Thursday, July 11, 2013

Surrender...Not an Option

I have a little obsession with all things Everest.  I read climber biographies, watch documentaries, and peruse climbing websites.  The gutsy insanity and perseverance required to summit Everest – even to attempt it – defies explanation.  Long after their fingers and toes are blackened with frostbite, climbers trudge onward into thinner air, further from warmth and medical attention.  They are fanatically dedicated to accomplishing their goal.  

I am not one of those people.  I succumb to hypothermia in air-conditioned restaurants.  I’ve chickened out on several cross-country skiing trips.  Cross-country is, as you know, horizontal skiing.  I haven’t got a dare-devilish bone in my body.  I’m like the little pillbugs we dig up in the garden.  Braver insects try to escape, or bite, or poop, but the pillbug curls up in a ball and hopes for the best.  We just don’t deal well with obstacles or conflict. 

Beans under attack
And weeds pose a constant conflict.  Up until last week, this little pillbug was kicking some weed butt.  Then the rain came, and I didn’t work in my garden for a few days.  By the time I returned, the hostile takeover was in full swing.  The weeds had the upper hand, snaking through the strawberries and clutching at the cabbage. 

I’ve seen similar ambushes played out a hundred times in movies.  Imagine with me, if you will, a small band of patriots traveling across a plain.   Suddenly they are  surrounded by squadrons and legions and hordes of the enemy.   Depending on the genre, it could be war-painted Comanches hoisting tomahawks, Ninja warriors hurling shooting stars, robotic droids sporting laser cannons, or prickly thistles going to seed.  Okay, the last one hasn’t hit the big screen yet, but every other genre of war movie features this plotline. 

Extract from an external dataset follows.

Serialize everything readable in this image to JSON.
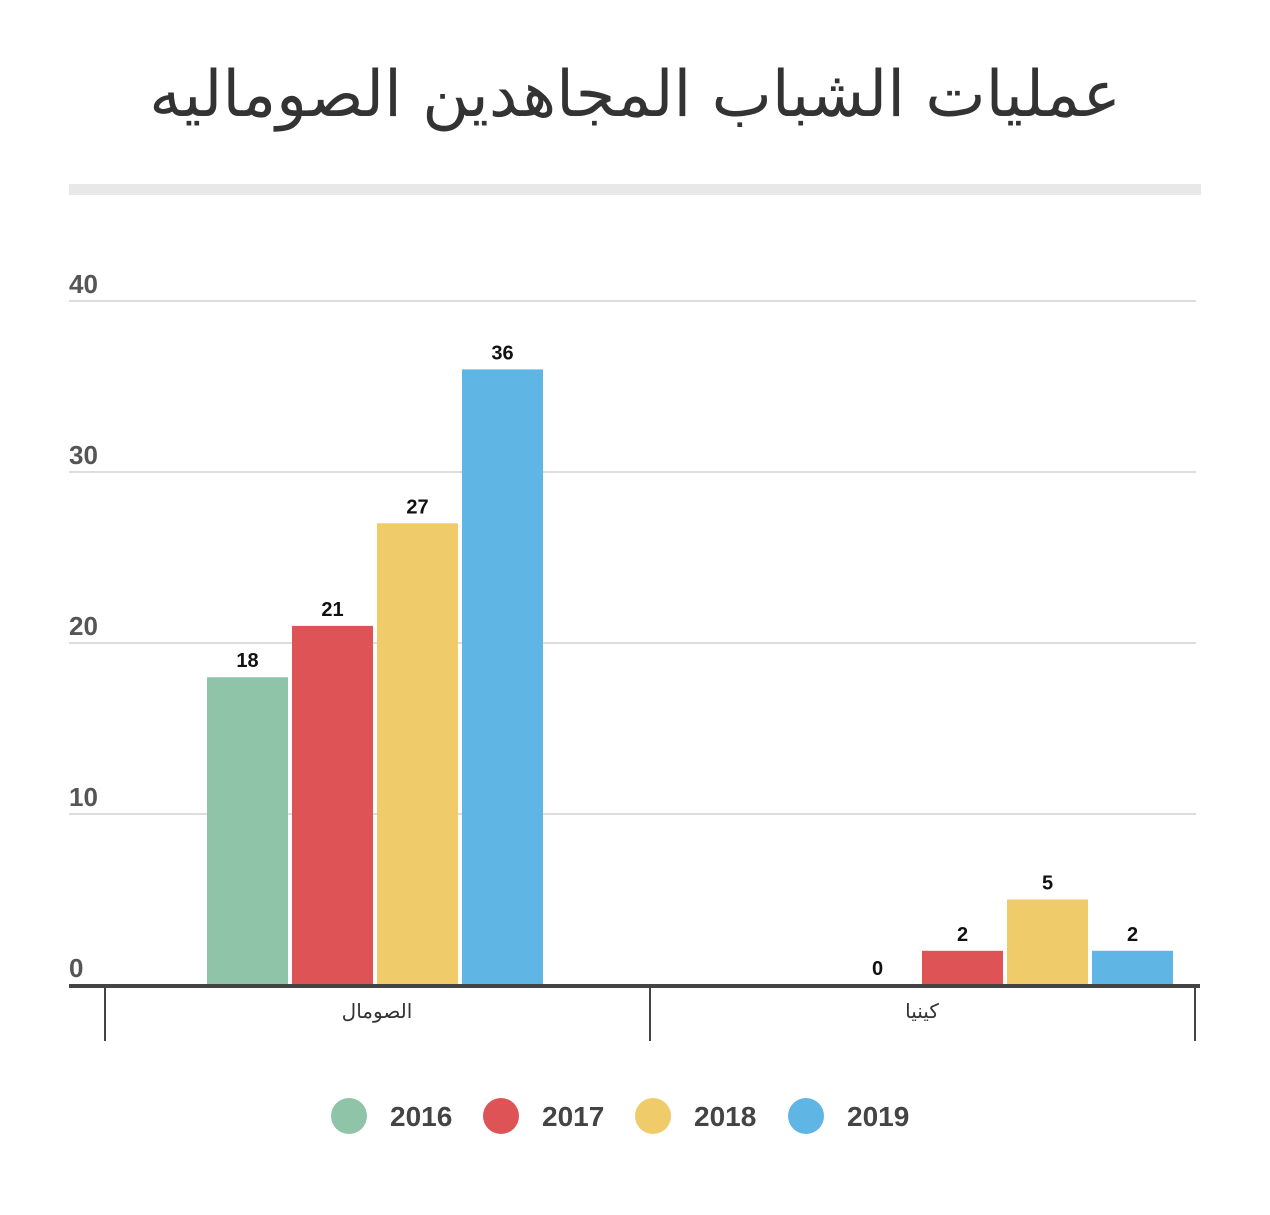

This is what horticultural war looks like at my house.  The weeds bring the big guns.  Their seedheads are loaded with multiple rounds.  Their root systems are primed for survival behind enemy lines.  They go about their work twenty-four hours a day, regardless of weather.  And they’re not alone.  Insects come from miles around to feast on my smorgasbord.  My defensive maneuvers are limited to my tools (good), range of motion (diminishing) and my free time.  Between my gig as a kiddy chauffeur, sous chef, and laundress, that doesn’t amount to much.  Three kids make summertime a Honda-driving, sandwich-stacking, towel-washing extravaganza. 

Reinforcements have arrived
In years past, my vegetables disappeared behind a grassy curtain by the Fourth of July.   I still managed to pluck produce from their grasp, but that kind of harvesting is best done with combat boots and a machete.   But this year, I want to pick tomatoes in my flip-flops.  I want to see zucchini from a distance.  And Hollywood makes me believe this is possible.

In the movies, the underdogs always emerge from the carnage with
just a few well-placed, appearance-enhancing scars.  They manage to make nearly-dying look good.  I’ve never had a near death experience in the garden, but its not uncommon for me to come out looking like I was buried alive in there.  Soil is just attracted to me.  Magnetically, maybe, I don’t know.  It’s a gift.

It may be staged, but the sermon preached from the pits of the cinematic battlefield is a valuable one: never surrender.  How will I ever know the sweet savor of victory until I’ve stood my ground and pushed against the enemy?  It might not be Mt. Everest, but its challenge enough for me.  And so I plunge in and start pulling purslane, dandelions and grass.  In the words of historic non-pillbug John Paul Jones, “I have not yet begun to fight!”